I could doubt the political programme that was gaining ground among the Tamils because I happened to be an educated low-caste Tamil with Estate-Tamil connections. The Tamil politicians worked very hard to polarize the people and drive a wedge between the two ethnic groups. The Arasu Kadchi people were actually happy that the Banda-Chelva accord was torn asunder. Ethnic division was necessary for creating the exclusive “Tamil homelands” Given such an inflammatory extra-parliamentary objective, the final struggle had to be war.

Looking at the young men going out to demonstrate in the streets of Toronto, I see them as just a continuation of the delusion initiated by the Chelvanayagams and Naganathans, already in 1949. Communist intellectuals and their young student activists blindly supported Stalin even when overwhelming evidence was presented to show that Stalin was a mass murderer. Today, the Tamil Diaspora is similarly blinded by its own beliefs and fails to accept the truth.

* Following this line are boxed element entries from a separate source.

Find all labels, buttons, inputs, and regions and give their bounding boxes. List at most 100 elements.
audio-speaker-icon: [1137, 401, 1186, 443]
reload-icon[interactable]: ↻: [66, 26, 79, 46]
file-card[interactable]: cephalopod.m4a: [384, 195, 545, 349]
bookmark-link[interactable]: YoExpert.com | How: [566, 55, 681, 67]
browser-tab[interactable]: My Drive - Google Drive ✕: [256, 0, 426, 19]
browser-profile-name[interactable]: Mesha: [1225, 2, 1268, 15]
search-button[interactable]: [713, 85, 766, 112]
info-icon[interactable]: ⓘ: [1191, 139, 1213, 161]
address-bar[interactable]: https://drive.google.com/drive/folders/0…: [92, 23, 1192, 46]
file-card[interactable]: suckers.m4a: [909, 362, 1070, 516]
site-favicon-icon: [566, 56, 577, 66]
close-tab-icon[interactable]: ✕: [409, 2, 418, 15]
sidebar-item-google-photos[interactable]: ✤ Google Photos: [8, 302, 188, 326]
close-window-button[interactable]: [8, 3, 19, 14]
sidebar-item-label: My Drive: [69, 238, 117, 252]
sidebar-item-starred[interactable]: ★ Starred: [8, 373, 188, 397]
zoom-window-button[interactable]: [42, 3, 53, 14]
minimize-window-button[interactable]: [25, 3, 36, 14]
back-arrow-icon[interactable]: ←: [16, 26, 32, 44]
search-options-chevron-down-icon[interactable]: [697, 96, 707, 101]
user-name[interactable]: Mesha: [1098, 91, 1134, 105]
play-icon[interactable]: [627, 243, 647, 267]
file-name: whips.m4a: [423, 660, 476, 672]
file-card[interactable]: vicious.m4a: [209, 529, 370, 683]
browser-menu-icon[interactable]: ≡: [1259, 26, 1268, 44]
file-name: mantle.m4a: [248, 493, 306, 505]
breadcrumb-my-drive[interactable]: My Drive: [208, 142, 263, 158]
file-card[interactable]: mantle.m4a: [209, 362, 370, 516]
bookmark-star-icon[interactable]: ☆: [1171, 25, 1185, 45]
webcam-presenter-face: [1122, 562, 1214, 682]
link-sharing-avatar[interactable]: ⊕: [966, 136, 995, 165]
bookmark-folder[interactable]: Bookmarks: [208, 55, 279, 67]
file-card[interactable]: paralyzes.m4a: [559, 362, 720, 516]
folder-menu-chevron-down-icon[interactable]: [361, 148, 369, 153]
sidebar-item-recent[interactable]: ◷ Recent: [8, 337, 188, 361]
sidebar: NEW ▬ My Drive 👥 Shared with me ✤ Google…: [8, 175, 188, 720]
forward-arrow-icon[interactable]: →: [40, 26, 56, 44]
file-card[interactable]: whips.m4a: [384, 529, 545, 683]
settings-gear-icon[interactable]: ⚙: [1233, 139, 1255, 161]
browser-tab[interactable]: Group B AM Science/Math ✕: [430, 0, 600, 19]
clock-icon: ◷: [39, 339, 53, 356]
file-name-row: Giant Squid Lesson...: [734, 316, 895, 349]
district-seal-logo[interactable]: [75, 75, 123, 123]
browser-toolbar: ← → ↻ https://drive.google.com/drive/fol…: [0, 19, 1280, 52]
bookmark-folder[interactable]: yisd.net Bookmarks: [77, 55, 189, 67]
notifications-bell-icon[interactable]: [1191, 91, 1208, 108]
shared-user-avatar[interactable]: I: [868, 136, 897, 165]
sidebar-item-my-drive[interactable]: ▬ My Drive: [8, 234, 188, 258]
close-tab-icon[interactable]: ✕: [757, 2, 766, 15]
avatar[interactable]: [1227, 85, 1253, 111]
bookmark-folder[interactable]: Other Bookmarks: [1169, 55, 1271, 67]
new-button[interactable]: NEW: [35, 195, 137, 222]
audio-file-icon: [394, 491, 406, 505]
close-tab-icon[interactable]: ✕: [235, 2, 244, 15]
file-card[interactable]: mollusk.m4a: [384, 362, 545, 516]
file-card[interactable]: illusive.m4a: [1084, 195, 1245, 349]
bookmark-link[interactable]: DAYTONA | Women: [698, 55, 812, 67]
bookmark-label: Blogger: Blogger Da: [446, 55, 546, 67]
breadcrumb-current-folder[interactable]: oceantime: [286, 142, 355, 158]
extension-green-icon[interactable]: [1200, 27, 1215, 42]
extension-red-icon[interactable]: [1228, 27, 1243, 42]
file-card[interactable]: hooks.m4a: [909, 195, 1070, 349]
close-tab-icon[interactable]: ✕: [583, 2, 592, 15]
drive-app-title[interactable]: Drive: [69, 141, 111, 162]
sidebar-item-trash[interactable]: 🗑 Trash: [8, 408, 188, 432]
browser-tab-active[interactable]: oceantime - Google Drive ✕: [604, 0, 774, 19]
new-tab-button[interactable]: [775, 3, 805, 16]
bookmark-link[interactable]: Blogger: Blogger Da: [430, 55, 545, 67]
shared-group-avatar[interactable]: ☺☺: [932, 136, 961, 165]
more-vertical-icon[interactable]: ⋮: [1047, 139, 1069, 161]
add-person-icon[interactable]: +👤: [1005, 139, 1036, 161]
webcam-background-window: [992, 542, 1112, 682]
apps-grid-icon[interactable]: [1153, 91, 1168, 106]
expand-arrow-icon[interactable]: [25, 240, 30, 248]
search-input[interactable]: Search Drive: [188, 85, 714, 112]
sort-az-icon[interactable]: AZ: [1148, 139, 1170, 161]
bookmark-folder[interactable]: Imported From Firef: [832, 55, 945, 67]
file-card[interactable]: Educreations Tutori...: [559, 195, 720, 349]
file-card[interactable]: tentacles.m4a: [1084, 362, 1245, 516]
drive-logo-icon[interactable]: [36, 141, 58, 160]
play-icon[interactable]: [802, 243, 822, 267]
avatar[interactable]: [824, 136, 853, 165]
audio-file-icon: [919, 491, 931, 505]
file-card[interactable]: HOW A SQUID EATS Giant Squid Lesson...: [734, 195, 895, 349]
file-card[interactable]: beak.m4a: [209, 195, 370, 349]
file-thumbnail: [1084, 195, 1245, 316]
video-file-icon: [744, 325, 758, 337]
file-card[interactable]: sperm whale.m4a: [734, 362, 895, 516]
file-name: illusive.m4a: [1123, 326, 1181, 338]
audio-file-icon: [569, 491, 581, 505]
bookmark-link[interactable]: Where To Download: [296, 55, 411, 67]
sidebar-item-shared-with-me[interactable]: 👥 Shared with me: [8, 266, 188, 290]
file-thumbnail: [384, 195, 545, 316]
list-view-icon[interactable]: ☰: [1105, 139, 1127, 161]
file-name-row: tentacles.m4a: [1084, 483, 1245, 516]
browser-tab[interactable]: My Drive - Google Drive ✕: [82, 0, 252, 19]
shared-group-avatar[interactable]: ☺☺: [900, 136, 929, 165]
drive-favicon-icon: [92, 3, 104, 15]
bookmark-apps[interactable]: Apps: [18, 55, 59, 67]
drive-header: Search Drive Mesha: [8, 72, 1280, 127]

Instead of joining with the Sri Lankan government to defeat and decapitate Prabhakaran, instead of coming forward to help the displaced Tamils, the LTTE-conscripted children, and hostages who have managed to flee, the Diaspora is waving the Tiger flag. If 10,000 Tamils all over the world demonstrated for a week, even at the minimum wage of $8 per hour, this is a capital investment of over $6 million dollars totally wasted. According to Jane’s Intelligence, if we aggregate the collection made from the Diaspora over two decades, there is enough money to pension all the Sri Lankan Tamils, 3 million or more, at a standard of living never dreamed of. Instead, we used that money to supply the Tigers with claymore bombs, RPGs, AK-47s and the likes. Even the Tsunami aid was diverted for war. Meanwhile we created a Mafia to plague us.

Is there NO LIMIT to hate based on this “Eelam Virus”?

The IDP camps in Vavniya are far better than the IDP camps in India. The Diaspora has not risen to help our Tamils in the IDP camps in Sri Lanka or India. Instead, it chooses to wave Tiger flags in western capitals and use political blackmail by “fasting unto death”, immolation and such undemocratic methods. The Tamil Diaspora has to cure itself of the Eelam Virus. Then and then only can it help the Tamils.

One Response to “The Eelam Virus”

  1. Ram2009 Says:

    Thank you for this article. There are many more Tamils who express these sentiments privately, but yet are afraid to say so publicly.